A côté de ces éléments contextuels, la ministre fait état d’une menace plus sous-jacente et « insidieuse », provenant de « compétiteurs stratégiques identifiés » . « Opérations de débauchage », « prédation capitalistique », « captation des savoirs sensibles », « instrumentalisation des décisions de justice », « construction de narratifs dans les universités », Sylvie Retailleau égrène une panoplie de techniques d’ingérences utilisées par les puissances étrangères afin d’intégrer leurs récits au sein des établissements supérieurs français.

Face à cette menace, la ministre explique n’avoir « aucune naïveté » sur le sujet, pointant un « enjeu crucial pour la souveraineté ». A cet égard, elle précise notamment que les effectifs du ministère de l’Enseignement supérieur et de la Recherche, habilités à la défense nationale, ont « triplé entre 2016 et 2024 ».

« Vigilance particulière sur les sciences humaines et sociales »

Parmi les secteurs de l’enseignement supérieur les plus exposés, les sciences humaines et sociales sont au cœur des tentatives d’ingérences. Le rapport Gattolin en avait d’ailleurs fait un de ses chevaux de bataille, pointant des « trous dans la raquette » dans ce domaine, les dispositifs de « zone à régime restrictif » (ZRR) permettant à un laboratoire de restreindre l’accès à ses données, étant limités aux sciences dites « dures » à l’image des domaines économique et militaire. A ce titre, la ministre explique que le dispositif a été étendu à 900 zones.

Elle déclare avoir une « attention particulière » vis-à-vis des instituts Confucius, établissements culturels créés par le Parti communiste chinois (PCC) visant à dispenser des cours de langue mandarine. « Nous ne sommes pas opposés à leur présence », explique Sylvie Retailleau, tout en jugeant essentiel que ces derniers se tiennent à distance « des choix pédagogiques », pour « se cantonner au domaine de la linguistique ».

De fait, la détection des ingérences étrangères dans le domaine des sciences humaines et sociales est rendue « plus compliquée ». « Pour les bourses chinoises à financements étatiques, les bénéficiaires doivent rendre compte à l’ambassade de Chine et ses proxys », détaille la ministre, qui annonce que depuis 2020, les services de son ministère ont entravé l’accès aux laboratoires à « plusieurs centaines d’individus ».

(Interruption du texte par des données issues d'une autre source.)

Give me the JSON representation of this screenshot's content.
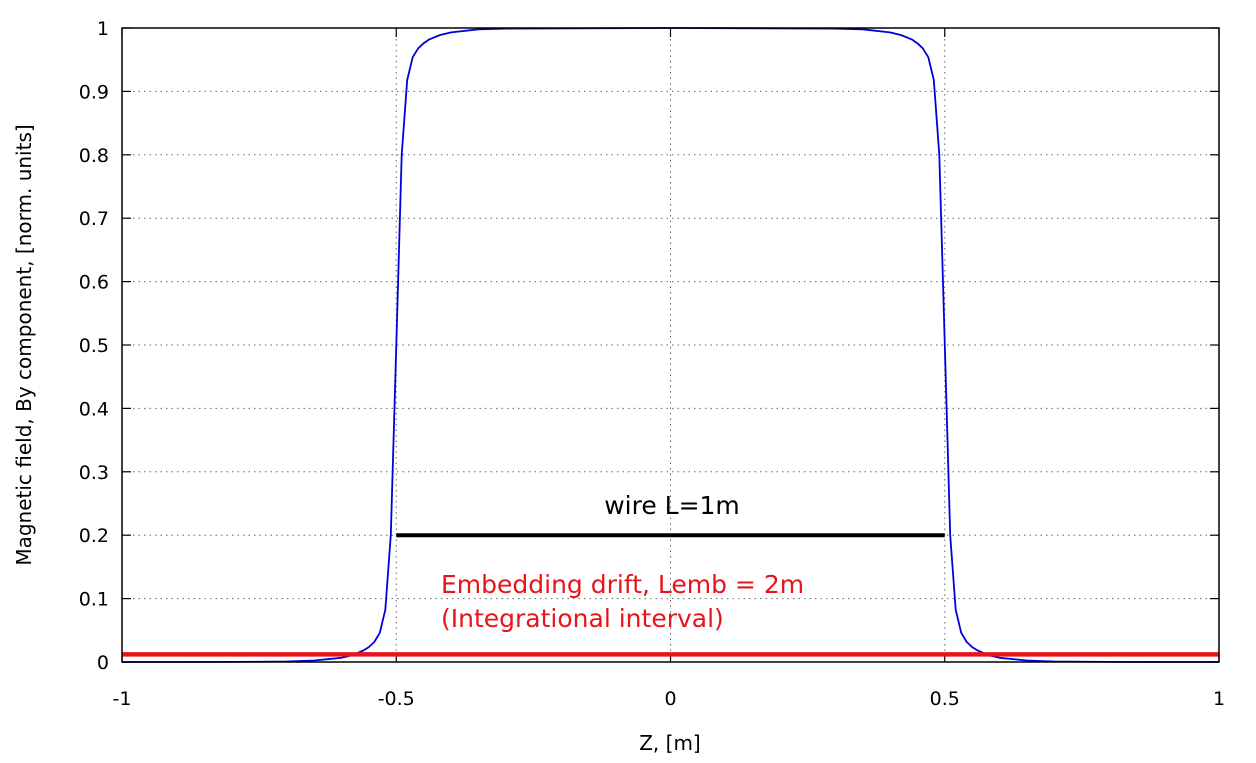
{
  "chart_data": {
    "type": "line",
    "xlabel": "Z, [m]",
    "ylabel": "Magnetic field, By component, [norm. units]",
    "xlim": [
      -1,
      1
    ],
    "ylim": [
      0,
      1
    ],
    "xticks": [
      -1,
      -0.5,
      0,
      0.5,
      1
    ],
    "xtick_labels": [
      "-1",
      "-0.5",
      "0",
      "0.5",
      "1"
    ],
    "yticks": [
      0,
      0.1,
      0.2,
      0.3,
      0.4,
      0.5,
      0.6,
      0.7,
      0.8,
      0.9,
      1
    ],
    "ytick_labels": [
      "0",
      "0.1",
      "0.2",
      "0.3",
      "0.4",
      "0.5",
      "0.6",
      "0.7",
      "0.8",
      "0.9",
      "1"
    ],
    "grid": true,
    "grid_style": "dotted",
    "series": [
      {
        "color": "#0000dd",
        "x": [
          -1,
          -0.9,
          -0.8,
          -0.7,
          -0.65,
          -0.6,
          -0.58,
          -0.56,
          -0.55,
          -0.54,
          -0.53,
          -0.52,
          -0.51,
          -0.5,
          -0.49,
          -0.48,
          -0.47,
          -0.46,
          -0.45,
          -0.44,
          -0.42,
          -0.4,
          -0.35,
          -0.3,
          0,
          0.3,
          0.35,
          0.4,
          0.42,
          0.44,
          0.45,
          0.46,
          0.47,
          0.48,
          0.49,
          0.5,
          0.51,
          0.52,
          0.53,
          0.54,
          0.55,
          0.56,
          0.58,
          0.6,
          0.65,
          0.7,
          0.8,
          0.9,
          1
        ],
        "y": [
          0,
          0,
          0.0001,
          0.0008,
          0.0023,
          0.0067,
          0.0108,
          0.0181,
          0.0235,
          0.0315,
          0.0461,
          0.0823,
          0.2,
          0.5,
          0.8,
          0.918,
          0.954,
          0.968,
          0.976,
          0.982,
          0.989,
          0.993,
          0.998,
          0.999,
          1,
          0.999,
          0.998,
          0.993,
          0.989,
          0.982,
          0.976,
          0.968,
          0.954,
          0.918,
          0.8,
          0.5,
          0.2,
          0.0823,
          0.0461,
          0.0315,
          0.0235,
          0.0181,
          0.0108,
          0.0067,
          0.0023,
          0.0008,
          0.0001,
          0,
          0
        ]
      }
    ],
    "wire": {
      "x": [
        -0.5,
        0.5
      ],
      "y": 0.2,
      "color": "#000000",
      "label": "wire L=1m"
    },
    "drift": {
      "x": [
        -1,
        1
      ],
      "y": 0.012,
      "color": "#e8141b",
      "label_line1": "Embedding drift, Lemb = 2m",
      "label_line2": "(Integrational interval)"
    }
  }
}
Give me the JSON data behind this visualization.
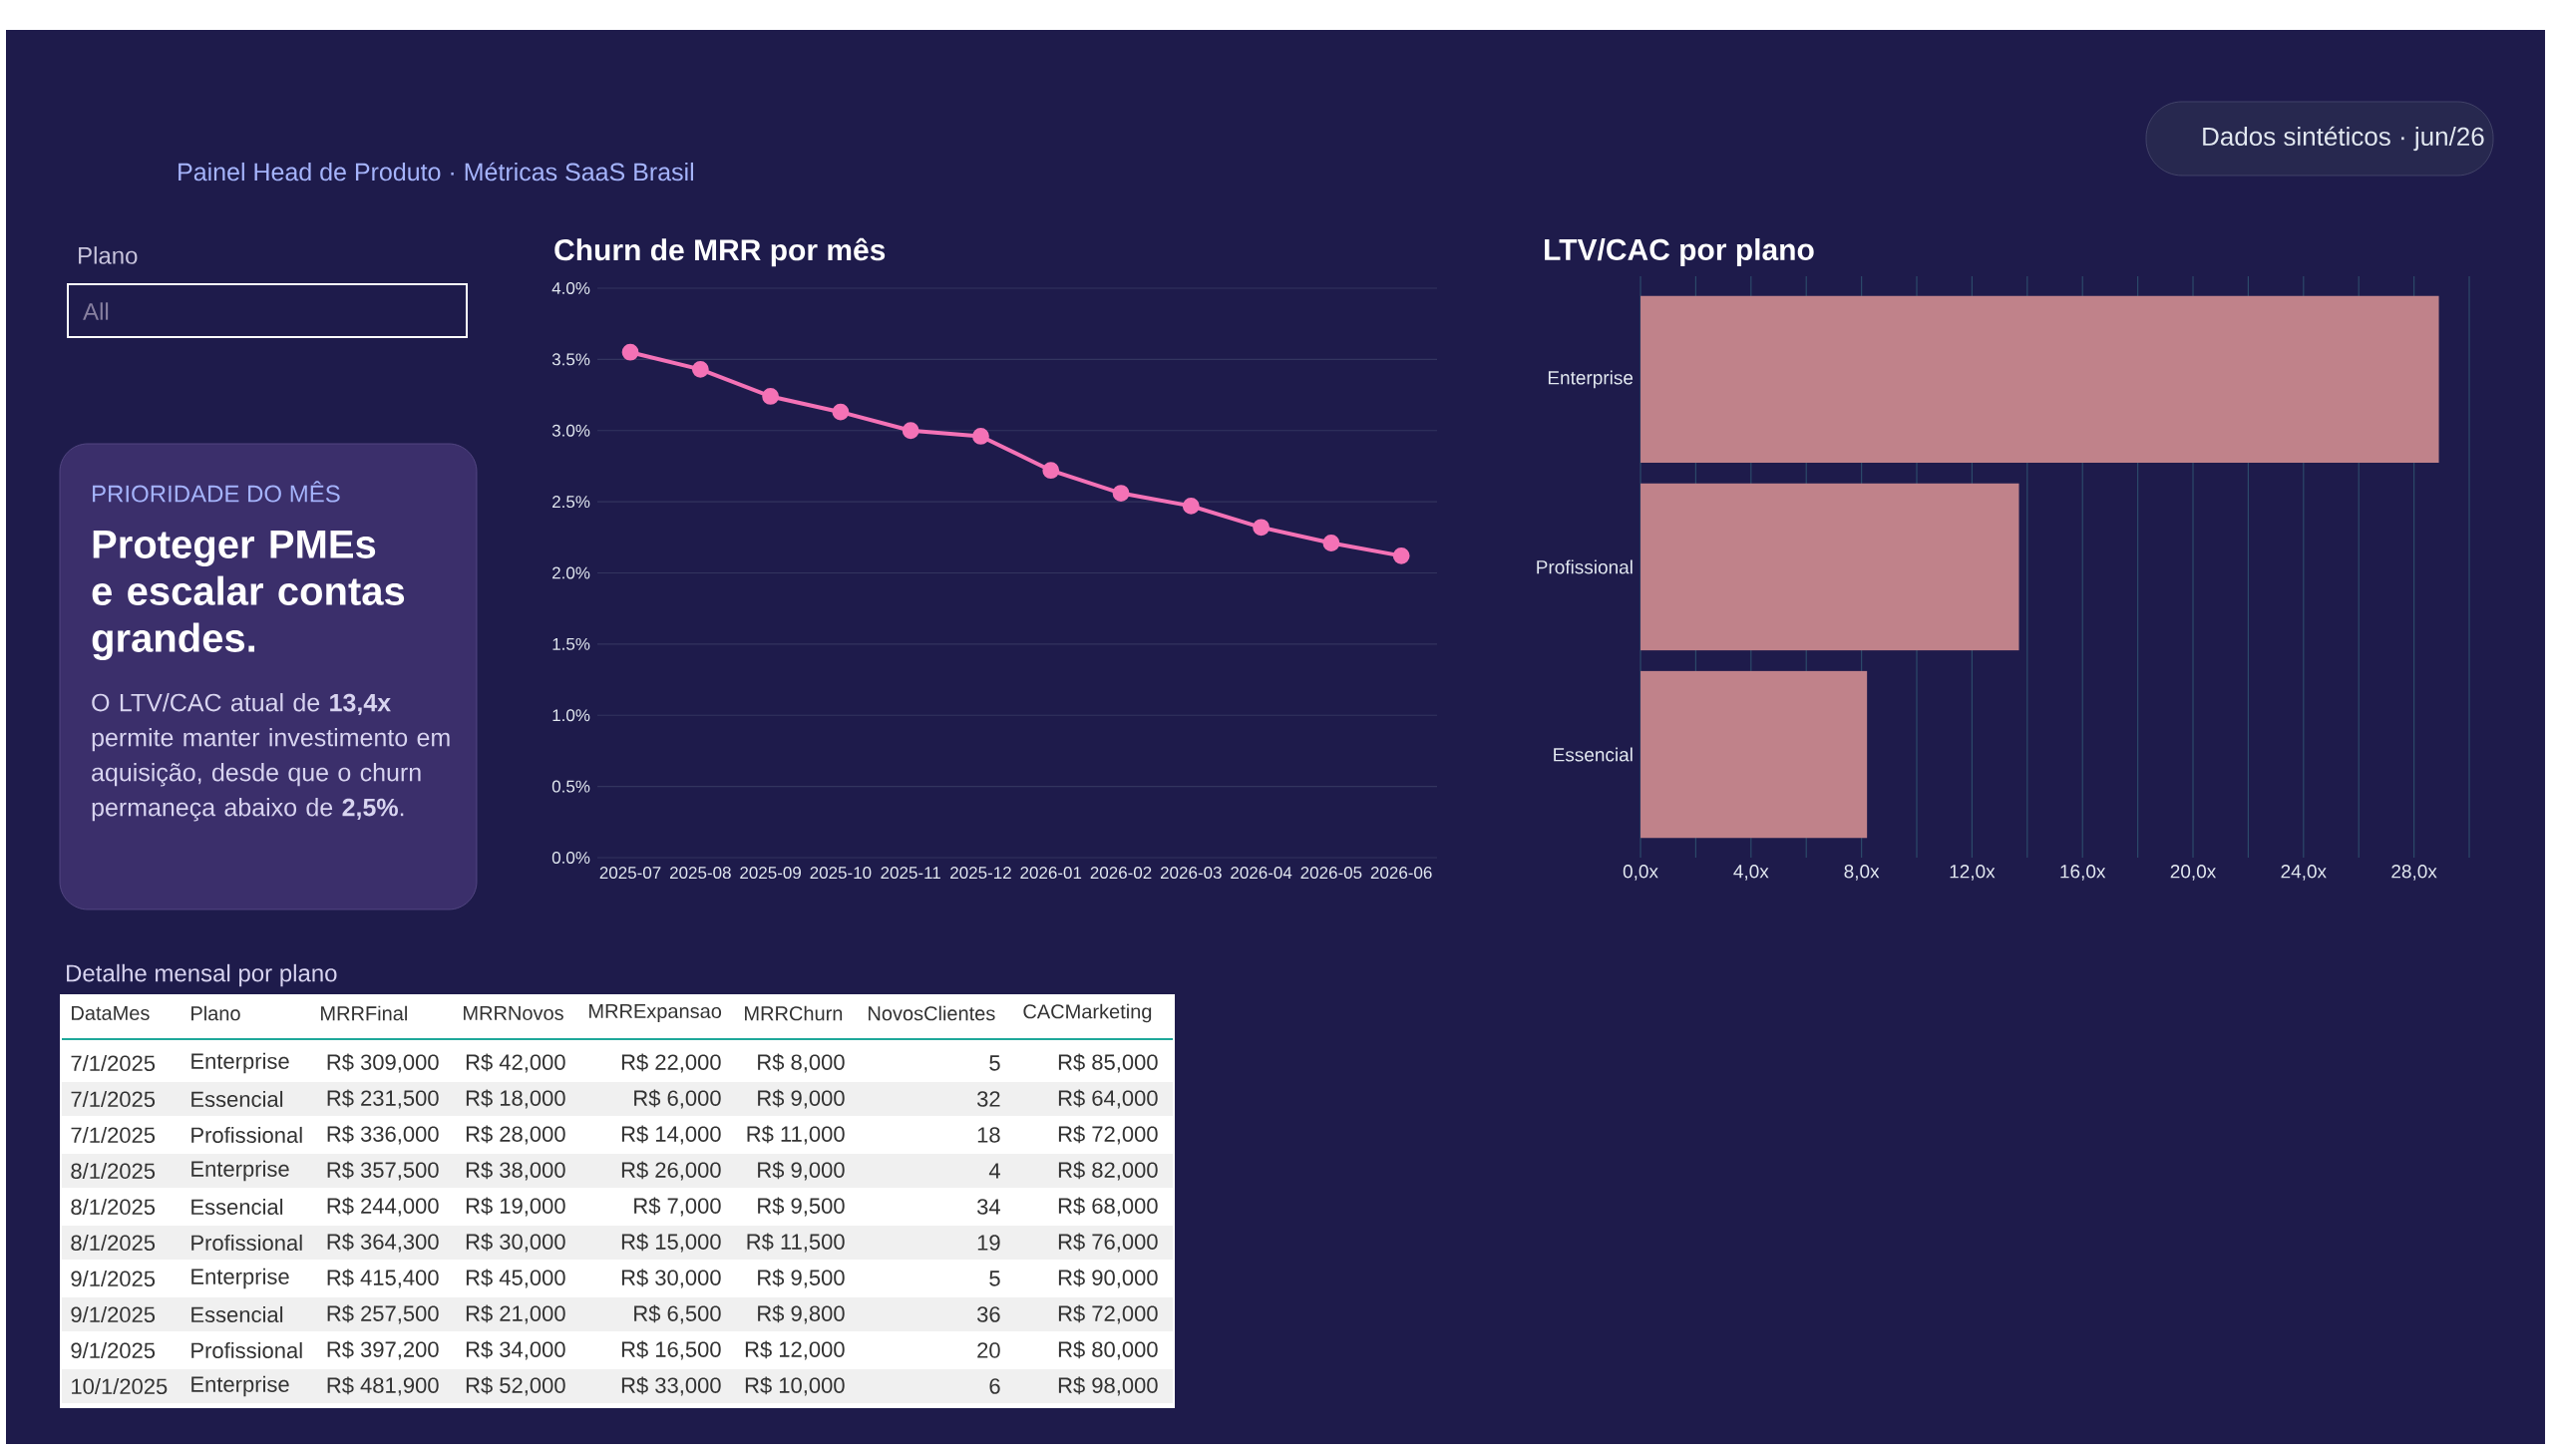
{
  "chart_data": [
    {
      "type": "other",
      "subtitle": "Painel Head de Produto · Métricas SaaS Brasil",
      "annotations": [
        "Dados sintéticos · jun/26"
      ]
    },
    {
      "type": "other",
      "title": "Plano",
      "annotations": [
        "All"
      ]
    },
    {
      "type": "other",
      "subtitle": "PRIORIDADE DO MÊS",
      "title": "Proteger PMEs e escalar contas grandes.",
      "annotations": [
        "O LTV/CAC atual de **13,4x** permite manter investimento em aquisição, desde que o churn permaneça abaixo de **2,5%**."
      ]
    },
    {
      "type": "line",
      "title": "Churn de MRR por mês",
      "categories": [
        "2025-07",
        "2025-08",
        "2025-09",
        "2025-10",
        "2025-11",
        "2025-12",
        "2026-01",
        "2026-02",
        "2026-03",
        "2026-04",
        "2026-05",
        "2026-06"
      ],
      "values": [
        3.55,
        3.43,
        3.24,
        3.13,
        3.0,
        2.96,
        2.72,
        2.56,
        2.47,
        2.32,
        2.21,
        2.12
      ],
      "color": "#f472b6",
      "marker": "circle",
      "grid": "y",
      "ylim": [
        0,
        4
      ],
      "yticks": [
        {
          "value": 0,
          "label": "0.0%"
        },
        {
          "value": 0.5,
          "label": "0.5%"
        },
        {
          "value": 1,
          "label": "1.0%"
        },
        {
          "value": 1.5,
          "label": "1.5%"
        },
        {
          "value": 2,
          "label": "2.0%"
        },
        {
          "value": 2.5,
          "label": "2.5%"
        },
        {
          "value": 3,
          "label": "3.0%"
        },
        {
          "value": 3.5,
          "label": "3.5%"
        },
        {
          "value": 4,
          "label": "4.0%"
        }
      ]
    },
    {
      "type": "bar",
      "orientation": "horizontal",
      "title": "LTV/CAC por plano",
      "categories": [
        "Enterprise",
        "Profissional",
        "Essencial"
      ],
      "values": [
        28.9,
        13.7,
        8.2
      ],
      "colors": [
        "#c0828a",
        "#c0828a",
        "#c0828a"
      ],
      "grid": "x",
      "xlim": [
        0,
        30
      ],
      "xticks": [
        {
          "value": 0,
          "label": "0,0x"
        },
        {
          "value": 2,
          "label": null
        },
        {
          "value": 4,
          "label": "4,0x"
        },
        {
          "value": 6,
          "label": null
        },
        {
          "value": 8,
          "label": "8,0x"
        },
        {
          "value": 10,
          "label": null
        },
        {
          "value": 12,
          "label": "12,0x"
        },
        {
          "value": 14,
          "label": null
        },
        {
          "value": 16,
          "label": "16,0x"
        },
        {
          "value": 18,
          "label": null
        },
        {
          "value": 20,
          "label": "20,0x"
        },
        {
          "value": 22,
          "label": null
        },
        {
          "value": 24,
          "label": "24,0x"
        },
        {
          "value": 26,
          "label": null
        },
        {
          "value": 28,
          "label": "28,0x"
        },
        {
          "value": 30,
          "label": null
        }
      ]
    },
    {
      "type": "other",
      "title": "Detalhe mensal por plano",
      "categories": [
        "DataMes",
        "Plano",
        "MRRFinal",
        "MRRNovos",
        "MRRExpansao",
        "MRRChurn",
        "NovosClientes",
        "CACMarketing"
      ],
      "cell_labels": [
        [
          "7/1/2025",
          "Enterprise",
          "R$ 309,000",
          "R$ 42,000",
          "R$ 22,000",
          "R$ 8,000",
          "5",
          "R$ 85,000"
        ],
        [
          "7/1/2025",
          "Essencial",
          "R$ 231,500",
          "R$ 18,000",
          "R$ 6,000",
          "R$ 9,000",
          "32",
          "R$ 64,000"
        ],
        [
          "7/1/2025",
          "Profissional",
          "R$ 336,000",
          "R$ 28,000",
          "R$ 14,000",
          "R$ 11,000",
          "18",
          "R$ 72,000"
        ],
        [
          "8/1/2025",
          "Enterprise",
          "R$ 357,500",
          "R$ 38,000",
          "R$ 26,000",
          "R$ 9,000",
          "4",
          "R$ 82,000"
        ],
        [
          "8/1/2025",
          "Essencial",
          "R$ 244,000",
          "R$ 19,000",
          "R$ 7,000",
          "R$ 9,500",
          "34",
          "R$ 68,000"
        ],
        [
          "8/1/2025",
          "Profissional",
          "R$ 364,300",
          "R$ 30,000",
          "R$ 15,000",
          "R$ 11,500",
          "19",
          "R$ 76,000"
        ],
        [
          "9/1/2025",
          "Enterprise",
          "R$ 415,400",
          "R$ 45,000",
          "R$ 30,000",
          "R$ 9,500",
          "5",
          "R$ 90,000"
        ],
        [
          "9/1/2025",
          "Essencial",
          "R$ 257,500",
          "R$ 21,000",
          "R$ 6,500",
          "R$ 9,800",
          "36",
          "R$ 72,000"
        ],
        [
          "9/1/2025",
          "Profissional",
          "R$ 397,200",
          "R$ 34,000",
          "R$ 16,500",
          "R$ 12,000",
          "20",
          "R$ 80,000"
        ],
        [
          "10/1/2025",
          "Enterprise",
          "R$ 481,900",
          "R$ 52,000",
          "R$ 33,000",
          "R$ 10,000",
          "6",
          "R$ 98,000"
        ]
      ]
    }
  ]
}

Les mobilisations universitaires au cœur des débats

La ministre se veut également rassurante quant à l’annulation de 900 millions d’euros de crédits, rien que pour le ministère de l’Enseignement supérieur et de la recherche, le 21 février dernier, dont elle explique que cette annulation a essentiellement trait à la réserve du ministère, rarement utilisée.

Enfin, last but not least, une série de questions des sénateurs s’est articulée autour des manifestations étudiantes propalestiniennes au sein de plusieurs grandes universités, parmi lesquelles Sciences Po. Si elle affirme ne « pas méconnaître les rumeurs » sur le sujet, elle explique qu’« aucun lien n’est établi entre ces mouvements et des puissances étrangères déterminées ». Un dernier point dans la droite lignée de l’audition de Benjamin Leperchey, le 2 mai dernier dans le même palais du Luxembourg : « Ce n’est pas ce qui ressort des signalements qui nous sont faits », avait alors expliqué le directeur adjoint de l’enseignement supérieur.